Owner: changed from nobody to Tom Carrick
Status: newassigned

comment:3 by Tom Carrick, 9 months ago

I looked into it a bit.

I think handling this in the schema module is a really bad idea, as we would be dropping and creating an index or constraint without the user's knowledge. I don't see another way to handle it.

The next option is to detect this when running makemigrations. I know very little about how makemigrations works so I may be totally wrong here but it seems like at the moment it doesn't really know anything about the database state. If we were to fix this bug there, we'd have to add a query to determine if the collation is deterministic. It would also need to have some knowledge of Postgres that seems not to be known anywhere else in this part of the code.

So I again come back to this: I think we should document this and not try to fix it in code, and perhaps also further discourage use of unique=True and db_index=True.

in reply to:  3 comment:4 by Mariusz Felisiak, 8 months ago

Replying to Tom Carrick:

I think handling this in the schema module is a really bad idea, as we would be dropping and creating an index or constraint without the user's knowledge. I don't see another way to handle it.

I don't think it's that bad. We've already don't create varchar_pattern_ops/text_pattern_ops indexes when non-deterministic db_collation is set, so removing them before adding a collation would be somehow consistent with the current behavior.

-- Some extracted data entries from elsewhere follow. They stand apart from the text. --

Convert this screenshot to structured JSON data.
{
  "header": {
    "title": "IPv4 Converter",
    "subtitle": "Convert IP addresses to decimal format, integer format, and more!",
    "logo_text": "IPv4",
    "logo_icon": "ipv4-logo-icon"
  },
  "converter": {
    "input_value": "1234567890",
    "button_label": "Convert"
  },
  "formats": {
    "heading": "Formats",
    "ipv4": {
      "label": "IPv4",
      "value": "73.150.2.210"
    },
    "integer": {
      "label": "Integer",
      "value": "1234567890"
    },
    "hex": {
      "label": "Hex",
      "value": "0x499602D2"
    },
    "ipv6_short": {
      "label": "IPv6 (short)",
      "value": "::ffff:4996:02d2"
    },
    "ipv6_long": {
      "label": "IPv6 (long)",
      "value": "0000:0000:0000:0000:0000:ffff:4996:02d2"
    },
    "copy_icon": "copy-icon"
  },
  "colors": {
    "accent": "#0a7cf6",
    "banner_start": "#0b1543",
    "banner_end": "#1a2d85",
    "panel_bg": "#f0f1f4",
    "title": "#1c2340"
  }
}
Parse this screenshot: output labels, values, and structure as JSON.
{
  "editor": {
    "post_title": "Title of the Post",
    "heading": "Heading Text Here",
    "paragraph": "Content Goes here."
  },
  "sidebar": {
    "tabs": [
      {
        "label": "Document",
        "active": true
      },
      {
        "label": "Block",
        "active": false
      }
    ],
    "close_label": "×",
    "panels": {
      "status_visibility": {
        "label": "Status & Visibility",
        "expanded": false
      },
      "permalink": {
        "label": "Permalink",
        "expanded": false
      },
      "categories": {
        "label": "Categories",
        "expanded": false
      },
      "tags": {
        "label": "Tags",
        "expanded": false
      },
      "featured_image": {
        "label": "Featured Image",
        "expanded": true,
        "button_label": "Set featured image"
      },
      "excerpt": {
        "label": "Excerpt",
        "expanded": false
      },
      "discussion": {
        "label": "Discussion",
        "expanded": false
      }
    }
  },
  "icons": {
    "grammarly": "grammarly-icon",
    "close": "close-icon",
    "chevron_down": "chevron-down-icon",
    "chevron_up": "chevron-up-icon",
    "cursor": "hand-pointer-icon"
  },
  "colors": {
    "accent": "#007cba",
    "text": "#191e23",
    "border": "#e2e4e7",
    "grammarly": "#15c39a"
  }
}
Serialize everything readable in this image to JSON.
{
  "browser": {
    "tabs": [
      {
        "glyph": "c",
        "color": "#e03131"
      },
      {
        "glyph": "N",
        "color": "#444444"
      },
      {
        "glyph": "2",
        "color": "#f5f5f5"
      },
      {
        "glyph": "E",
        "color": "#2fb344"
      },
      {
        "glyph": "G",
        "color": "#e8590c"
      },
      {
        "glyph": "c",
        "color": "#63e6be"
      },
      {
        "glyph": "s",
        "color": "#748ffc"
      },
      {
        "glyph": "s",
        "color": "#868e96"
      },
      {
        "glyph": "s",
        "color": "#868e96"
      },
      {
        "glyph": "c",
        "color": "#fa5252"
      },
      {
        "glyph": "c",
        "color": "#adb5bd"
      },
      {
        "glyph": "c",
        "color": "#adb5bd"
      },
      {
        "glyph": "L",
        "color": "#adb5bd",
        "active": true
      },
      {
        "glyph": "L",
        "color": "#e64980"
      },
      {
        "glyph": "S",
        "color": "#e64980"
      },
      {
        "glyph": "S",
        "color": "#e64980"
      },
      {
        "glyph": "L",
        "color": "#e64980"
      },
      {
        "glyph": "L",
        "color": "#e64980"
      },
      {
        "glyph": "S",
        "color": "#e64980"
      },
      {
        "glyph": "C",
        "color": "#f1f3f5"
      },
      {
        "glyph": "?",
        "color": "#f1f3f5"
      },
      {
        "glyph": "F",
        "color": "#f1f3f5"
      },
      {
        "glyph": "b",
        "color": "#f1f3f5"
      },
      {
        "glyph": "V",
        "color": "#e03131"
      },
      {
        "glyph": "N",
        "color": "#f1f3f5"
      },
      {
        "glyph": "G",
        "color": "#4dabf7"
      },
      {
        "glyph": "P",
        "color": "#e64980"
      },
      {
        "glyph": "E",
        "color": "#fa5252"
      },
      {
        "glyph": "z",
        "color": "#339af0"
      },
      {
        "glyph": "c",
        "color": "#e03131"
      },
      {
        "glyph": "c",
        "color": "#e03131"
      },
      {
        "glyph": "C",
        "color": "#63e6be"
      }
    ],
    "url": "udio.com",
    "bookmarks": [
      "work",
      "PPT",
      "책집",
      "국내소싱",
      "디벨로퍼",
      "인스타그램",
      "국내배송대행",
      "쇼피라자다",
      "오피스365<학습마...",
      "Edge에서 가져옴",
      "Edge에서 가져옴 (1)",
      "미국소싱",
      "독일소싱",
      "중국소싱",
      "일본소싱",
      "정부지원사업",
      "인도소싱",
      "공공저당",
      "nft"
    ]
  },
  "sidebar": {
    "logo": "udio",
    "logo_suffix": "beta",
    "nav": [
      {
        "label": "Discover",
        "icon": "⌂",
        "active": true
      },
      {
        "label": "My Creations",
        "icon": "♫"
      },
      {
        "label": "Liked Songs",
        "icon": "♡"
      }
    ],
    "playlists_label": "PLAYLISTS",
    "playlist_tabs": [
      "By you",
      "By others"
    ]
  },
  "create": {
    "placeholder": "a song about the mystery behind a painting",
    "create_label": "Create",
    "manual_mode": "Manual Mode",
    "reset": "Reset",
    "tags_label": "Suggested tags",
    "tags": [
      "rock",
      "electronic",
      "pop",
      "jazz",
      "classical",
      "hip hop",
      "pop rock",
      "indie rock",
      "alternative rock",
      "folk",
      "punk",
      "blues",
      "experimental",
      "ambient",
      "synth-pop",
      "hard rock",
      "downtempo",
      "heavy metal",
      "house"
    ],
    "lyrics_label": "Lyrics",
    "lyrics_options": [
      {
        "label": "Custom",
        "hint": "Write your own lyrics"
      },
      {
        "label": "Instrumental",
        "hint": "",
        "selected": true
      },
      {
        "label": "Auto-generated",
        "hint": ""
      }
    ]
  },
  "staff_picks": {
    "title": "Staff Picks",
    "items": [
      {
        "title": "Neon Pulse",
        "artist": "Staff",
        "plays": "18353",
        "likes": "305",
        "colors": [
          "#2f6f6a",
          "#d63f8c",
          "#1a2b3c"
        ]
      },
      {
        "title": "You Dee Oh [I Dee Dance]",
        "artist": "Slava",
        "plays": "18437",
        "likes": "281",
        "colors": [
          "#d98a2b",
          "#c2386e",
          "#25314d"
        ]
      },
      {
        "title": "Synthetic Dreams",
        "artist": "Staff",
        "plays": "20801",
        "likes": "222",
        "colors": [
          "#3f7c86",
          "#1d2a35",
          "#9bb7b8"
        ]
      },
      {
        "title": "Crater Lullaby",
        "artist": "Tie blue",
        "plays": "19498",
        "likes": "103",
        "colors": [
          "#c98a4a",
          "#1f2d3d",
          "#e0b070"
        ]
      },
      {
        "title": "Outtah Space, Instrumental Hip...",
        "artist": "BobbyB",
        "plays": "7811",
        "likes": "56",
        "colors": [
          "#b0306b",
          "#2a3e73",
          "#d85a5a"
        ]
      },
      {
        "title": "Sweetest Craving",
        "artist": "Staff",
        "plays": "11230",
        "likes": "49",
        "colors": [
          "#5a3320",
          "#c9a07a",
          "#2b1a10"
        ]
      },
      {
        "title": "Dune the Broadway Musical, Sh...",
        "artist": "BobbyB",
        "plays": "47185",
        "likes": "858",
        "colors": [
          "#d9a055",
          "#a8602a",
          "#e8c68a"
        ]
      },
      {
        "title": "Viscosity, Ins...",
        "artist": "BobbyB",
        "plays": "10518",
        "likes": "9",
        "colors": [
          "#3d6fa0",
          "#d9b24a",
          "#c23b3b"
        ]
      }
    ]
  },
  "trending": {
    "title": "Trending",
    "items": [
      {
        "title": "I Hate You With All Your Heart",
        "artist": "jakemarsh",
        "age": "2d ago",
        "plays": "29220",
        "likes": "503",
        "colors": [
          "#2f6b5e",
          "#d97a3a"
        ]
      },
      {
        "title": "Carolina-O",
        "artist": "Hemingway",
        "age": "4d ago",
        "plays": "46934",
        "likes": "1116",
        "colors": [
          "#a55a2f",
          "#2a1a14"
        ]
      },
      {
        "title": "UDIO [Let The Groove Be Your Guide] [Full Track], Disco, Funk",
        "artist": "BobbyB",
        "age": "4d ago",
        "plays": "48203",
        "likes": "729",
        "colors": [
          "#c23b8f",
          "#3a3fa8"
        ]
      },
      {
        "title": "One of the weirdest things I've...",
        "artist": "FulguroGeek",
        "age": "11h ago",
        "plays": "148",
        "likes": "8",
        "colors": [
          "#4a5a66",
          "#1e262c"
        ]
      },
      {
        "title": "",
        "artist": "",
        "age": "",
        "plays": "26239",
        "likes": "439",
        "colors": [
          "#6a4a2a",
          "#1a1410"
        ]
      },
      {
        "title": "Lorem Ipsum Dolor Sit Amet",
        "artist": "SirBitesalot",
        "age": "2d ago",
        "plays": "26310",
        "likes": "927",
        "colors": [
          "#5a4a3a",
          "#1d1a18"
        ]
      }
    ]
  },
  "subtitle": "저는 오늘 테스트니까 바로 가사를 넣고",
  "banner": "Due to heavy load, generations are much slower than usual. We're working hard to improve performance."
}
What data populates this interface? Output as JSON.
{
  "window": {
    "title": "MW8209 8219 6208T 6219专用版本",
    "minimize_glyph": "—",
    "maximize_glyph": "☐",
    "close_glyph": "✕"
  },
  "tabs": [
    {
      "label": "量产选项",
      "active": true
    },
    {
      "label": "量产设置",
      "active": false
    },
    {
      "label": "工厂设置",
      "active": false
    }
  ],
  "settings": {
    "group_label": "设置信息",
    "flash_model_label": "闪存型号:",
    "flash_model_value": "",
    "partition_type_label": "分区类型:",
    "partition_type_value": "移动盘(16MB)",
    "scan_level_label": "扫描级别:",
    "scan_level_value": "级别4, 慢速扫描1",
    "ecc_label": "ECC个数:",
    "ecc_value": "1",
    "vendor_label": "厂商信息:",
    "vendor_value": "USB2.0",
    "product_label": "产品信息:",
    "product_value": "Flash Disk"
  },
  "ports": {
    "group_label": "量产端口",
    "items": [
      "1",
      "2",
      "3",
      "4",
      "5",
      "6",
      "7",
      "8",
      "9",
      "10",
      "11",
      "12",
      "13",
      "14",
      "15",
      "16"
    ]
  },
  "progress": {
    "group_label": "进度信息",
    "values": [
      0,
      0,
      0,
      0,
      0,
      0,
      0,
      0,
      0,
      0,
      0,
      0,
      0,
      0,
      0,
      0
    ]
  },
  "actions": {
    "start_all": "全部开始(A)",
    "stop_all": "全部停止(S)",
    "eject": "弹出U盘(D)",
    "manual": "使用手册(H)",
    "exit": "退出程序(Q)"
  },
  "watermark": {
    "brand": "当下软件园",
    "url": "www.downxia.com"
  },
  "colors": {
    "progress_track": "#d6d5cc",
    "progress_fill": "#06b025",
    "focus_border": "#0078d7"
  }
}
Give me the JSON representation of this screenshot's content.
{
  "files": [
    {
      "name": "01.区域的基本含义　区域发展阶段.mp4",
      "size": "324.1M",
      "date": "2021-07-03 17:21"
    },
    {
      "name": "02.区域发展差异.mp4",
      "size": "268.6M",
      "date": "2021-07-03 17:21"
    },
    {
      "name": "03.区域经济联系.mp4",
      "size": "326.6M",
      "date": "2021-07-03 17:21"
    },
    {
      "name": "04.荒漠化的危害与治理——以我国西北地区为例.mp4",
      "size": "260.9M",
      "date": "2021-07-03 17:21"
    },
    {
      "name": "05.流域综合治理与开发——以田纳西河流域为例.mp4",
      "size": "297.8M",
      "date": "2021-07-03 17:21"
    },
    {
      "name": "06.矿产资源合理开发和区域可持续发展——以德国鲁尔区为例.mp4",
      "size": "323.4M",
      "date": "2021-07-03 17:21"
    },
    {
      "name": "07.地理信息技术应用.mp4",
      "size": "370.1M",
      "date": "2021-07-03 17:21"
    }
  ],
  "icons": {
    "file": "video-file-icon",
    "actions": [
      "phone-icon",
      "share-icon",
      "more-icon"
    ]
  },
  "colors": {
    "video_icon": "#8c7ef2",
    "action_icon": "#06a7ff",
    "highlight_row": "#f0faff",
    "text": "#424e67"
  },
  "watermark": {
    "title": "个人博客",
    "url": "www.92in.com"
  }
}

comment:5 by Tom Carrick, 8 months ago

I agree that it's consistent. What I don't think is a good idea though, is dropping and recreating the entire index. This could take a fairly long time on some databases, and it can be quite surprising that a change to the collation would cause another operation that takes some time.

I can have a look though. Maybe we can at least do it concurrently.

in reply to:  5 comment:6 by Mariusz Felisiak, 8 months ago

Replying to Tom Carrick:

I agree that it's consistent. What I don't think is a good idea though, is dropping and recreating the entire index. This could take a fairly long time on some databases, and it can be quite surprising that a change to the collation would cause another operation that takes some time.

I can have a look though. Maybe we can at least do it concurrently.

Can we recreate them? For now, we completely skip varchar_pattern_ops/text_pattern_ops indexes when non-deterministic db_collation is set. Is it not enough to remove them before adding a collation?

comment:7 by Tom Carrick, 8 months ago

The opposite case works fine because there's no index yet. The user is adding an index, so it's expected that the index gets created, and of course we need it without varchar_pattern_ops.

In this case though, the user already has a varchar_pattern_ops index. Postgres offers no way to alter an existing index, it's drop and recreate only, so we need to drop the index, change the collation, then add the index again but without varchar_patterm_ops. My concern here is not that it's difficult, it's that we're performing potentially expensive operations without informing the user about them (as they don't show up in the migration file, or anywhere else). Ideally the user should know they can't use varchar_pattern_ops with a non-deterministic collation, but db_index and unique are quite opaque about what is actually happening, relative to the more explicit Meta.indexes and Meta.constraints, so it's hard for them to know (unless it's very explicitly documented somewhere) what the consequences are of changing the collation in this scenario.

comment:8 by Mariusz Felisiak, 8 months ago

Ah, right. TBH, the current NotSupportedError: nondeterministic collations are not supported for operator class "varchar_pattern_ops" error is not so bad. Maybe it's enough to add a warning in docs (as you suggested).